Meta Cuts Costs As Report Suggests Layoffs For 'Many Thousands'

Cost cutting at Meta is underway with the Wall Street Journal reporting “many thousands” are likely to lose their jobs at the company starting this week.

Indications of imminent cost cutting at Meta picked up late last week as developers and researchers reported events and travel sponsored by the company were abruptly cancelled. Bloomberg recently reported the company would reduce its headcount to be “smaller in 2023 than it was this year.” Meta employed 87,314 people in September 2022, according to public filings, with a headcount of 71,720 ending 2021.

The layoffs would mark the end to an era of unprecedented growth at the company-formerly-known-as-Facebook that’s continued since its founding in 2004. While Meta isn’t alone in instituting cost-cutting, its layoffs may be some of the most substantial due in part to the unique structure of the company and its rapid growth in recent years. With the rebrand from Facebook to Meta, the company restructured its organization into two main divisions. The Reality Labs division represents Meta’s forward-focused platforms and hardware, including the Quest 2 and Quest Pro headsets, as the company’s Family Of Apps division focuses on its biggest legacy moneymakers, including Facebook, Messenger, Instagram and WhatsApp.

The ad-driven Family Of Apps division faces severe headwinds with dominant consumer hardware companies like Apple tightening control of its platform as Meta CEO Mark Zuckerberg focuses research and development on what he sees as the next generation of personal computing. Zuckerberg told us recently the company was likely to focus on four key platforms in its Reality Labs division — Horizon and its avatars, VR headsets, AR headsets, and neural interfaces like its upcoming watch/wristband.

While Meta’s Reality Labs division saw a drop in revenue due in part to a price increase for its market-leading Quest 2 headset, the company has already started teasing the 2023 release of its next consumer-focused VR headset. Meta hasn’t officially named it Quest 3 yet and has yet to formally reveal a single new game in development from the eight VR-focused game studios it acquired.

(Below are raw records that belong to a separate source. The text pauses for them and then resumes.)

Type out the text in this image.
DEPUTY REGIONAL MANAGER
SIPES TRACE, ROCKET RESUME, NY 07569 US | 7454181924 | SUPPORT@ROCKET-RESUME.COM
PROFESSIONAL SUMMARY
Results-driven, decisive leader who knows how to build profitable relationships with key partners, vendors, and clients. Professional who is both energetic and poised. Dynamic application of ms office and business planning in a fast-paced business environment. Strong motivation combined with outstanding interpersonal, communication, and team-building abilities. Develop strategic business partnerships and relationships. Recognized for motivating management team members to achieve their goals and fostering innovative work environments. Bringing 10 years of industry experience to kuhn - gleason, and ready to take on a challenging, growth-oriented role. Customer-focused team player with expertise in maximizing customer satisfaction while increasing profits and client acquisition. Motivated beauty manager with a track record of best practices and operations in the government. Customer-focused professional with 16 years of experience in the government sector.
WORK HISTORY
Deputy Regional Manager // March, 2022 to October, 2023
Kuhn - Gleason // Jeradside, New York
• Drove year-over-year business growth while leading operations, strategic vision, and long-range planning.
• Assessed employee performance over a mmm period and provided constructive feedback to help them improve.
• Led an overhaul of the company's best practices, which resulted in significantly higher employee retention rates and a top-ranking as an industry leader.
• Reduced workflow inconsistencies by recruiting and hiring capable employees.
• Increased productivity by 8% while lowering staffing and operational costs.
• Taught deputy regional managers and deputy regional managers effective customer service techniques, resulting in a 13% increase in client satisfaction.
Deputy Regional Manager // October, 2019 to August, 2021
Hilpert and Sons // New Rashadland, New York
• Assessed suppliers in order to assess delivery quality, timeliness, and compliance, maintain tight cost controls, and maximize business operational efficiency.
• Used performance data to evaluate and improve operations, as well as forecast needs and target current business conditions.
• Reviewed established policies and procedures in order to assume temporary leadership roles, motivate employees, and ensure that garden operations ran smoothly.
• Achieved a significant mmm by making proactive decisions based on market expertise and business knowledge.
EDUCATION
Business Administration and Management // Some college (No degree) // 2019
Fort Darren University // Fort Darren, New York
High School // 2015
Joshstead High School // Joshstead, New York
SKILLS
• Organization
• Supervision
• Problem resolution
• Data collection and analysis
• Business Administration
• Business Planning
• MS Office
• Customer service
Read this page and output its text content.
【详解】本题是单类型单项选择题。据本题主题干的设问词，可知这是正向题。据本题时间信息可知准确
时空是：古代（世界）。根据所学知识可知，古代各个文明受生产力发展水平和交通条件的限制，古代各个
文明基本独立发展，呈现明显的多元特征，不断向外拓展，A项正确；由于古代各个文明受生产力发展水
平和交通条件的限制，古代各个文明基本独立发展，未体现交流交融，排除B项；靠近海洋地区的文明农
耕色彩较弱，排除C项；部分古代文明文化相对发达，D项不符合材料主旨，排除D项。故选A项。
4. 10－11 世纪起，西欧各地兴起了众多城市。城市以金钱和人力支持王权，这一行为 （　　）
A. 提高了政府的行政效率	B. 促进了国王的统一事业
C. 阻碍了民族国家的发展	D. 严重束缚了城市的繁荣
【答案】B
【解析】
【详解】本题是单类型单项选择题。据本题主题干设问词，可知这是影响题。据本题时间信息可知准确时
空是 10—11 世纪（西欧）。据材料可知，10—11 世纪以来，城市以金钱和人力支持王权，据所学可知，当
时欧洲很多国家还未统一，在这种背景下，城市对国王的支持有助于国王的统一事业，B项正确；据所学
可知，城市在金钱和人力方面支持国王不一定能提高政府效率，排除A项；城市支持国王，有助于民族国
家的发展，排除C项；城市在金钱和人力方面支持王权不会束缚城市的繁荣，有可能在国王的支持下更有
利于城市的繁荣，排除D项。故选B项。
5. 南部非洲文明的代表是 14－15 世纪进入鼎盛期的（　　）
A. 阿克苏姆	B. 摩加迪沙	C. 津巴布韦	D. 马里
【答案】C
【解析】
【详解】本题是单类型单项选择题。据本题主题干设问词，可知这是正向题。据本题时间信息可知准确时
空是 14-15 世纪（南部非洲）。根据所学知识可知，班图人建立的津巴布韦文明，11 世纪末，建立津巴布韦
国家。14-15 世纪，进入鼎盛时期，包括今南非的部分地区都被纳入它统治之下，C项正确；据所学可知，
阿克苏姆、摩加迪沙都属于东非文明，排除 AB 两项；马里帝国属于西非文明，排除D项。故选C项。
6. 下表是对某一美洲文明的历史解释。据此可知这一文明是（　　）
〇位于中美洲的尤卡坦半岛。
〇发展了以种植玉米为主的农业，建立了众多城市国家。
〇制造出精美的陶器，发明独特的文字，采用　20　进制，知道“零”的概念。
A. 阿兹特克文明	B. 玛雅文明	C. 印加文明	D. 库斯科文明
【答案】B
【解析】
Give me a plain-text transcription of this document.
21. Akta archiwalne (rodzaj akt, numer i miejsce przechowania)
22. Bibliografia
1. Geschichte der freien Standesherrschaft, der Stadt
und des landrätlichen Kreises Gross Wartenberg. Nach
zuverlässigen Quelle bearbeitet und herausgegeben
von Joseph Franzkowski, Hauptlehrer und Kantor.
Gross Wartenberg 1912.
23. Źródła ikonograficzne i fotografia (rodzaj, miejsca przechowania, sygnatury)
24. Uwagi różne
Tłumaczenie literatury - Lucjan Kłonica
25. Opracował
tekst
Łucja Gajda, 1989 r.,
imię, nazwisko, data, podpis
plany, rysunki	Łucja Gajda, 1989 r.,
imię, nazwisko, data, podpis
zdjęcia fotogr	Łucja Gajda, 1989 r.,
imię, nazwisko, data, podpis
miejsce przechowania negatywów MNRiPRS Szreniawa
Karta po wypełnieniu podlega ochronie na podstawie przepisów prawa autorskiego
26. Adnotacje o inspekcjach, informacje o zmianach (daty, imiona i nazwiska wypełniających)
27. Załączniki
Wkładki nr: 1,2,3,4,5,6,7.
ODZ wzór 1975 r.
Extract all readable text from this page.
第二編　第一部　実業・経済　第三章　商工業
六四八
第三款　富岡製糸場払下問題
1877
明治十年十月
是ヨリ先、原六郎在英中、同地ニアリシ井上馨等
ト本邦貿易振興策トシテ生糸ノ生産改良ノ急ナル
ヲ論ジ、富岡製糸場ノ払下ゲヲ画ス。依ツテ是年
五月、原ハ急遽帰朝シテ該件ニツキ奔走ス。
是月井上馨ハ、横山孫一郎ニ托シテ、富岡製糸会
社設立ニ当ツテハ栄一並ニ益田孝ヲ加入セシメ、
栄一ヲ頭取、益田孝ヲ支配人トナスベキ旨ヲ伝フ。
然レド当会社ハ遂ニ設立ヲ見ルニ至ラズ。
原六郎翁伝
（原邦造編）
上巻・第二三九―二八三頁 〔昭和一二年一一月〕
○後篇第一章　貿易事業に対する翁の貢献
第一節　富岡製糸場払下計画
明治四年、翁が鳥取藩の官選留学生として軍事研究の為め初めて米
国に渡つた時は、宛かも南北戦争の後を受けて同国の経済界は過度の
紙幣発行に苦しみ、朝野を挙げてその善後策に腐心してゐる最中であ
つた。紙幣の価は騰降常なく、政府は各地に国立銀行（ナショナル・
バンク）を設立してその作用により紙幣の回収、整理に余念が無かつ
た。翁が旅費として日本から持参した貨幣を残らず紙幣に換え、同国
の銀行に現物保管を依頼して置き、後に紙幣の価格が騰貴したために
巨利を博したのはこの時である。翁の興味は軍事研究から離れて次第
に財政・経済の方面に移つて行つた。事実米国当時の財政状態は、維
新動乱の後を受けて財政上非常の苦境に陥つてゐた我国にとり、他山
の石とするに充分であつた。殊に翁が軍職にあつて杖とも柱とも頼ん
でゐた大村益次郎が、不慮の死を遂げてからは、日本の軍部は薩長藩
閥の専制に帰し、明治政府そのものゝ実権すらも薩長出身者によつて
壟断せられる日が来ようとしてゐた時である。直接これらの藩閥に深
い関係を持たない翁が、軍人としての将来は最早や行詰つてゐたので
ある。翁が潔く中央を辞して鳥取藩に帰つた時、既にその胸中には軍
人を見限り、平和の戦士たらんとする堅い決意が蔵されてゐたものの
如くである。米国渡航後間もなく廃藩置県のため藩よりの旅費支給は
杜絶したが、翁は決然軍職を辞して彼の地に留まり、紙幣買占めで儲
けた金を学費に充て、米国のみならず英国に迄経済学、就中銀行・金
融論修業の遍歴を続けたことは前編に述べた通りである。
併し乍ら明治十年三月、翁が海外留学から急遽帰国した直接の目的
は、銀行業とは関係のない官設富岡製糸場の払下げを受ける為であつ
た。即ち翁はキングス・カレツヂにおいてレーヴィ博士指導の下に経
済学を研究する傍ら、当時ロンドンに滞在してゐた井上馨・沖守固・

With the likelihood of substantial new games, an increase in processing power, and subsidized pricing bringing Quest 3 into the $300-$500 range, the layoffs are likely to focus the company’s efforts ahead of a push for Quest 3 to dominate the consumer VR market from 2023 onward.

Of course, Meta also faces renewed competition with Pico, Sony, and Apple among the companies developing VR headsets targeting different markets and regions.